Il 19 novembre, nei giorni in cui si sarebbe dovuto svolgere il Convegno Oltre il giardino- rinviato per ragioni a tutti note-  si è tenuto a Trieste un incontro del Forum Nazionale. Aspettavamo non più di 50 presenze ci siamo ritrovati in più di 150 in rappresentanza della maggior parte delle Regioni italiane, dal Piemonte, alla Lombardia, al Veneto, al Friuli, Emilia, Toscana, Lazio, Abruzzo, Campania, Puglia, Calabria, Sardegna e una qualificata presenza della CGIL sia regionale che nazionale. La partecipazione numerosa e il desiderio di ritrovarsi hanno riproposto un clima di condivisione, di impegno, di aspettative.  

L’incontro si è aperto con la relazione di Luigi Benevelli sulle tre proposte di revisione/abrogazione della 180  a significare che il Forum non intende sostenere una difesa ad oltranza della legge, ma riproporre oggi i principi che hanno ispirato il documento programmatico e il lavoro di questi anni: la denuncia della dissociazione tra enunciati e pratiche, la mancata trasformazione a livello locale delle politiche nelle amministrazioni, la resistenza delle psichiatrie a ripensare radicalmente il proprio operato. L’esigenza, quanto mai sentita, di non abbassare lo sguardo, negare o nascondere gli effetti di pratiche psichiatriche vuote, violente e spesso aberranti non può tuttavia slegarsi dalla consapevolezza di quanto la 180 abbia significato per la vita di migliaia di persone in termini di diritti, speranze, opportunità, salute mentale.
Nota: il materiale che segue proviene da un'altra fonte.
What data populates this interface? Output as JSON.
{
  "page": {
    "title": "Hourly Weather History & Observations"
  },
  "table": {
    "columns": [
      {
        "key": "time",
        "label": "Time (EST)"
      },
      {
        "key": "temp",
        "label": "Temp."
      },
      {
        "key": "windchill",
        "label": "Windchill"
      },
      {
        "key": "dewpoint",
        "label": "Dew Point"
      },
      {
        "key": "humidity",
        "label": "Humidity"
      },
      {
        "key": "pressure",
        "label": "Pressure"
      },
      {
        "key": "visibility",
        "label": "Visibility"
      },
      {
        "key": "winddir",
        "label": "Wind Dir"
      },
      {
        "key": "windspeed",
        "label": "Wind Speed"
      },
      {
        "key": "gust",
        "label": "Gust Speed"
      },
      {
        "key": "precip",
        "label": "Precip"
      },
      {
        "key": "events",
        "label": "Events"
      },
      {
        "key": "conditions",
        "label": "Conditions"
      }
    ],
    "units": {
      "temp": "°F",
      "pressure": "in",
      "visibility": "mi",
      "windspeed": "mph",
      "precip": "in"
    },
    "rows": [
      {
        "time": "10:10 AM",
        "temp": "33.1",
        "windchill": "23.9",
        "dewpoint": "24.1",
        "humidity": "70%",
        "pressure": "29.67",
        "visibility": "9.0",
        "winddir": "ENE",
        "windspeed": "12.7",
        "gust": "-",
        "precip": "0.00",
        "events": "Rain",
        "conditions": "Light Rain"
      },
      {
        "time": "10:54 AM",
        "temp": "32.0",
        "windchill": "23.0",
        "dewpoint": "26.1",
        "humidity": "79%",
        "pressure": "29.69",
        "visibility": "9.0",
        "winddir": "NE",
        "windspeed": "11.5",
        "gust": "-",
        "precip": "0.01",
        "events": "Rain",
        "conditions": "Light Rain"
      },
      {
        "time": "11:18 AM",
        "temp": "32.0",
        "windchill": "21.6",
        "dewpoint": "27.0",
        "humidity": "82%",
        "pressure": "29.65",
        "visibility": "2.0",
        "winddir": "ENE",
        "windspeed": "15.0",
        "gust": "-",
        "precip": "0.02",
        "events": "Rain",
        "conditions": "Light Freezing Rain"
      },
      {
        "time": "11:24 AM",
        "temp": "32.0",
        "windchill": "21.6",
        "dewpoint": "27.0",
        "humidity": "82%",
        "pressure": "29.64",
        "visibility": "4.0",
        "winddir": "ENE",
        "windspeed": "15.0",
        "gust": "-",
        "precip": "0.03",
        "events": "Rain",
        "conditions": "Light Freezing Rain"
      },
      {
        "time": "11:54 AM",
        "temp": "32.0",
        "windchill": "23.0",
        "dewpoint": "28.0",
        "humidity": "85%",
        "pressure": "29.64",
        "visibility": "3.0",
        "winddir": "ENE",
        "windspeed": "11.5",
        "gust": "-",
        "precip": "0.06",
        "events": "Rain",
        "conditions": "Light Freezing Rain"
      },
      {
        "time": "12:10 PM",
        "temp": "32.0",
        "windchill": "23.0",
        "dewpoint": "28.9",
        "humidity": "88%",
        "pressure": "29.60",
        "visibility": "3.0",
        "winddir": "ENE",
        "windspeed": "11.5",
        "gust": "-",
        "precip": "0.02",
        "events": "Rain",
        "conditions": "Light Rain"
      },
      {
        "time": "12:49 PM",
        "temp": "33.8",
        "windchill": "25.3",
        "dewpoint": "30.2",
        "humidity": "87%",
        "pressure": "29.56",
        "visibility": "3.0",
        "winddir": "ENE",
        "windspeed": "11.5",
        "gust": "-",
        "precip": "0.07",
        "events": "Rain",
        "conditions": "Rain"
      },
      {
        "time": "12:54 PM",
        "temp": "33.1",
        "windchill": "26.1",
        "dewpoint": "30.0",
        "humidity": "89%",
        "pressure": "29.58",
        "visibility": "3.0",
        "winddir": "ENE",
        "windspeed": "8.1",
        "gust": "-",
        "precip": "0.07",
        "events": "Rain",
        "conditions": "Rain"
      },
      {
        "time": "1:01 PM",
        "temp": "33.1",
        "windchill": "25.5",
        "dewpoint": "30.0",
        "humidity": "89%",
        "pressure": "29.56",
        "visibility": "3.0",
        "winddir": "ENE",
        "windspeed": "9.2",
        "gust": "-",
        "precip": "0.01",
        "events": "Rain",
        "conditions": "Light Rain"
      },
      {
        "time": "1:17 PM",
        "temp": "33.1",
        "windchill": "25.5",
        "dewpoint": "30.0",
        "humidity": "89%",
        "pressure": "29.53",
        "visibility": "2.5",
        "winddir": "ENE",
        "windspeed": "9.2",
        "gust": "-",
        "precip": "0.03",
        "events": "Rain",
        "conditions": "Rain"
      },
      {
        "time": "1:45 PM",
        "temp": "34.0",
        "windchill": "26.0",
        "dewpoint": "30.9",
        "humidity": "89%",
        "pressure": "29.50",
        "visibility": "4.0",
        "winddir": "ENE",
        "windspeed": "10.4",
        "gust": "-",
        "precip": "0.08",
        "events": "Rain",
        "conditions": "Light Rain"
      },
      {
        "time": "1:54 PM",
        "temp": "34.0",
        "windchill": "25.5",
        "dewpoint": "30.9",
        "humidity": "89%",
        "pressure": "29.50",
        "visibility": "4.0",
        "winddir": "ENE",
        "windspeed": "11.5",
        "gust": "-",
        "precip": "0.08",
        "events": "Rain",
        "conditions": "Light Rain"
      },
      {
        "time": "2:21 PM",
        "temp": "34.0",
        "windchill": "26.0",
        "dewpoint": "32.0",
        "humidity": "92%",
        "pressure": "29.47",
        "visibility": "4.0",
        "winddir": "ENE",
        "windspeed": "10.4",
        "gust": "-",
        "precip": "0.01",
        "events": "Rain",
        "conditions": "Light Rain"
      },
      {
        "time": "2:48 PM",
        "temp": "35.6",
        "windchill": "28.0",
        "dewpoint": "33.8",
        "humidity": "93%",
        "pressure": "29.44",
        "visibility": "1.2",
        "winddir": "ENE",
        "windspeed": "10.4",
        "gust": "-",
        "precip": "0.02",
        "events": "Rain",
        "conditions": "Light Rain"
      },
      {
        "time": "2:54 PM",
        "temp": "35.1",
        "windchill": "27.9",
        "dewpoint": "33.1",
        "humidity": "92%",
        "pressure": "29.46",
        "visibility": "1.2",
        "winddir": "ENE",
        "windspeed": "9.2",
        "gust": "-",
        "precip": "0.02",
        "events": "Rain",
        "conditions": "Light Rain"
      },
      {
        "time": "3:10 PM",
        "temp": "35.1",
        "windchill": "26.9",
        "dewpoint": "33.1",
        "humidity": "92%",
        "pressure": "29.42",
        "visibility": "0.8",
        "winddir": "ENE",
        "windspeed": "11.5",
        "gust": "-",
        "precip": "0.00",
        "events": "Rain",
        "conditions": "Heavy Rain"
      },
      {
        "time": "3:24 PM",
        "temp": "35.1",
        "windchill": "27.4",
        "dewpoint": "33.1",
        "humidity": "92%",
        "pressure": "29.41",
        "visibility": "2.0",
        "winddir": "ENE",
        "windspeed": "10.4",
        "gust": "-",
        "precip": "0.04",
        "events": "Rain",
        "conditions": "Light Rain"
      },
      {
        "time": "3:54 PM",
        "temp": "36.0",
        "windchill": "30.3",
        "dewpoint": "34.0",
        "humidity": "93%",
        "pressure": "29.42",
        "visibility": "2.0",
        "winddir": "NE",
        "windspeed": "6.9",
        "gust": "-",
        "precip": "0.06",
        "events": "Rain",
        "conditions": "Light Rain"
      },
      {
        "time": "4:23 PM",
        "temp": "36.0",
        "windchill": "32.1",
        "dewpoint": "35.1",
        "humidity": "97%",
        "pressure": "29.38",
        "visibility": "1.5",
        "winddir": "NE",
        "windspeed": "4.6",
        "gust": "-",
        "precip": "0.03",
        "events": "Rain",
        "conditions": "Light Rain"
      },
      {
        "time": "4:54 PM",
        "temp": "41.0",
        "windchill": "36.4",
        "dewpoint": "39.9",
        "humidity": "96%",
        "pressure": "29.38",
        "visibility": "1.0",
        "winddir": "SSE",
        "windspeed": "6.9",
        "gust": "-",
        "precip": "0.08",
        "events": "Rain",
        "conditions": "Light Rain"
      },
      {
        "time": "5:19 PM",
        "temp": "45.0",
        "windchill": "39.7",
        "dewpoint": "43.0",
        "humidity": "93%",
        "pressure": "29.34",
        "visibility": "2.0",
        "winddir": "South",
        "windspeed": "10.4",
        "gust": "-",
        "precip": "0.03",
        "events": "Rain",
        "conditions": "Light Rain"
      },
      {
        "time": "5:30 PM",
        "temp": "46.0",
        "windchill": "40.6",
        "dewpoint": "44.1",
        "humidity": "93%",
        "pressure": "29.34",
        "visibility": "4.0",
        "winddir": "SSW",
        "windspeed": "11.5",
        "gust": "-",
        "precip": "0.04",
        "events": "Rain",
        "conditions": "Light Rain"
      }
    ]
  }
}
Lo attestano le centinaia di eventi (mostre, spettacoli teatrali, rassegne musicali e cinematografiche, convegni e seminari, letture pubbliche..) e le  molteplici prese di posizione  e testimonianze che nel trentennale della legge hanno preso corpo e voce sulla scena pubblica dimostrando una consapevolezza diffusa e una capacità di distinguere delle persone coinvolte, delle associazioni, di cittadini, amministratori e politici che tolgono  ogni plausibilità alla tesi che sia la legge stessa responsabile di quanto continua a non funzionare o a funzionare in modo distorto.  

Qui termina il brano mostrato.